Few investors, globalists or capitalists can argue with the financial success of his methods. His "fix, sell, or close" strategy, along with his determination to be Number 1 or Number 2 in any market, has become an MBA case study mantra. His "Neutron Jack" moniker, is a harsher reputation than he deserves, but an accurate image of his desire to shed unproductive jobs. He notes that the jobs had to go, not the people, but they both did. We remember the people, not the jobs.

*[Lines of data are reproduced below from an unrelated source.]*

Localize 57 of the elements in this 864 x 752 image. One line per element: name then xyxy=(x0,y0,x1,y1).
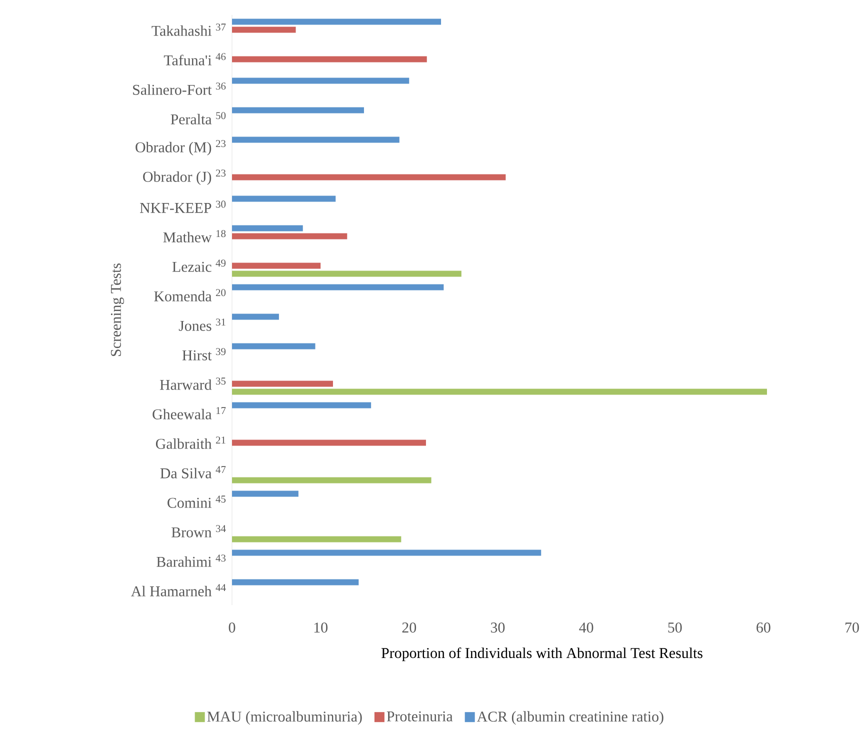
bar xyxy=(232,550,542,556)
x-tick-label: 60 xyxy=(756,622,770,633)
bar xyxy=(232,18,442,25)
bar xyxy=(232,196,336,202)
y-tick-label: Takahashi $^{37}$ xyxy=(152,24,226,36)
legend-label: ACR (albumin creatinine ratio) xyxy=(476,711,664,725)
bar xyxy=(232,314,279,320)
bar xyxy=(232,343,316,350)
y-tick-label: Obrador (M) $^{23}$ xyxy=(136,140,226,156)
bar xyxy=(232,270,462,277)
bar xyxy=(232,284,444,290)
bar xyxy=(232,440,426,446)
bar xyxy=(232,107,364,114)
y-tick-label: Komenda $^{20}$ xyxy=(154,289,226,302)
bar xyxy=(232,477,432,484)
x-tick-label: 30 xyxy=(490,622,505,633)
x-tick-label: 10 xyxy=(314,622,328,633)
bar xyxy=(232,56,427,62)
bar xyxy=(232,388,767,395)
x-tick-label: 50 xyxy=(668,622,682,633)
y-tick-label: Galbraith $^{21}$ xyxy=(156,436,226,449)
bar xyxy=(232,490,298,497)
x-tick-label: 20 xyxy=(402,622,416,633)
bar xyxy=(232,402,372,408)
bar xyxy=(232,174,506,180)
x-tick-label: 40 xyxy=(579,622,594,633)
legend-label: MAU (microalbuminuria) xyxy=(207,711,362,725)
y-axis-title: Screening Tests xyxy=(110,264,124,356)
bar xyxy=(232,78,410,84)
y-tick-label: Brown $^{34}$ xyxy=(172,525,226,538)
y-tick-label: Da Silva $^{47}$ xyxy=(160,466,226,478)
x-tick-label: 70 xyxy=(846,622,859,633)
bar xyxy=(232,136,400,143)
legend-label: Proteinuria xyxy=(386,711,453,722)
y-tick-label: Obrador (J) $^{23}$ xyxy=(143,170,226,185)
y-tick-label: Hirst $^{39}$ xyxy=(182,348,226,360)
y-tick-label: Comini $^{45}$ xyxy=(168,496,226,508)
y-tick-label: Salinero-Fort $^{36}$ xyxy=(133,82,226,95)
y-tick-label: Barahimi $^{43}$ xyxy=(156,554,226,567)
y-tick-label: Lezaic $^{49}$ xyxy=(172,260,226,272)
y-tick-label: Mathew $^{18}$ xyxy=(163,230,226,242)
y-tick-label: Jones $^{31}$ xyxy=(178,318,226,331)
bar xyxy=(232,233,348,240)
x-tick-label: 0 xyxy=(228,622,236,633)
bar xyxy=(232,225,303,232)
y-tick-label: Tafuna'i $^{46}$ xyxy=(164,53,226,66)
bar xyxy=(232,26,296,33)
bar xyxy=(232,579,359,586)
y-tick-label: Al Hamarneh $^{44}$ xyxy=(131,584,226,596)
bar xyxy=(232,536,402,542)
y-tick-label: Gheewala $^{17}$ xyxy=(152,407,226,420)
x-axis-title: Proportion of Individuals with Abnormal Test Results xyxy=(382,647,702,662)
y-tick-label: Harward $^{35}$ xyxy=(160,378,226,390)
bar xyxy=(232,262,321,269)
bar xyxy=(232,380,333,387)
y-tick-label: Peralta $^{50}$ xyxy=(170,112,226,124)
y-tick-label: NKF-KEEP $^{30}$ xyxy=(140,200,226,213)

He introduced basic, visionary themes to GE: the boundaryless firm, statistics-laden but leader-driven Six Sigma (but how he "reduced the vibrations by 300%", p. 334, I still can't understand), and e-business. He was simultaneously a cheerleader and one very tough manager. His method of driving out of GE the bottom ten pecent of his performers strikes me as a harsh, Spencerian "Survivor" contest, although it appears to be accepted as a service to those top performers who were left standing. Failing to make budget goals or targets may merit a demotion, even a termination. But this decimation process may be a step too far.

He re-built in-house, management education at his Crotonville facility, restoring what had become a lost art. He taught many of the student-managers himself. He clearly has a gift for names, details and the big picture. He has been very willing to gamble big, both on projects and people. His winning percentage appears to have been very high.

He is an avid golfer. No, he played A LOT of golf. This appears to be a generational and corporate feature not enjoyed by many aspiring managers today. There is little glimpse of the personal side of the man until he introduces his second wife in the second half of the book. After 28 years of marriage, he all-too-casually seems to write off his first marriage as some personal form of his own "fix, sell or close" strategy. But he claims they remain the best of friends. Later, when questioned as to "How can you be a good Catholic and a businessman at the same time," he answers simply, "I am." He offers little evidence other than to claim that his first priority was to "maintain integrity", and that he was always "straight and honest". It would have helped to read more about his personal values, other than those manifested in golf and his second marriage.

His late chapter, "What this CEO thing is all about," really leaves a serious reader looking for more substance, content and structure. But this is not that kind of a book. This is a highly readable book, despite the plethora of names that are required to poputlate the life of the leader of such a large organization. He doesn't bog down in details and it is clear that his primary regret after forty years is that he did not move fast enough. My regret is that he did not stop long enough to reflect.

Rating: 4 stars
Summary: So Good it makes your brain hurt!
Review: I love any book that makes my mind continually update my own company strategies. This book captures so many things that my brain continually kept thinking about how things applied to what we do at Genesis. Great read, nice to hear from one of america's smartest business leaders.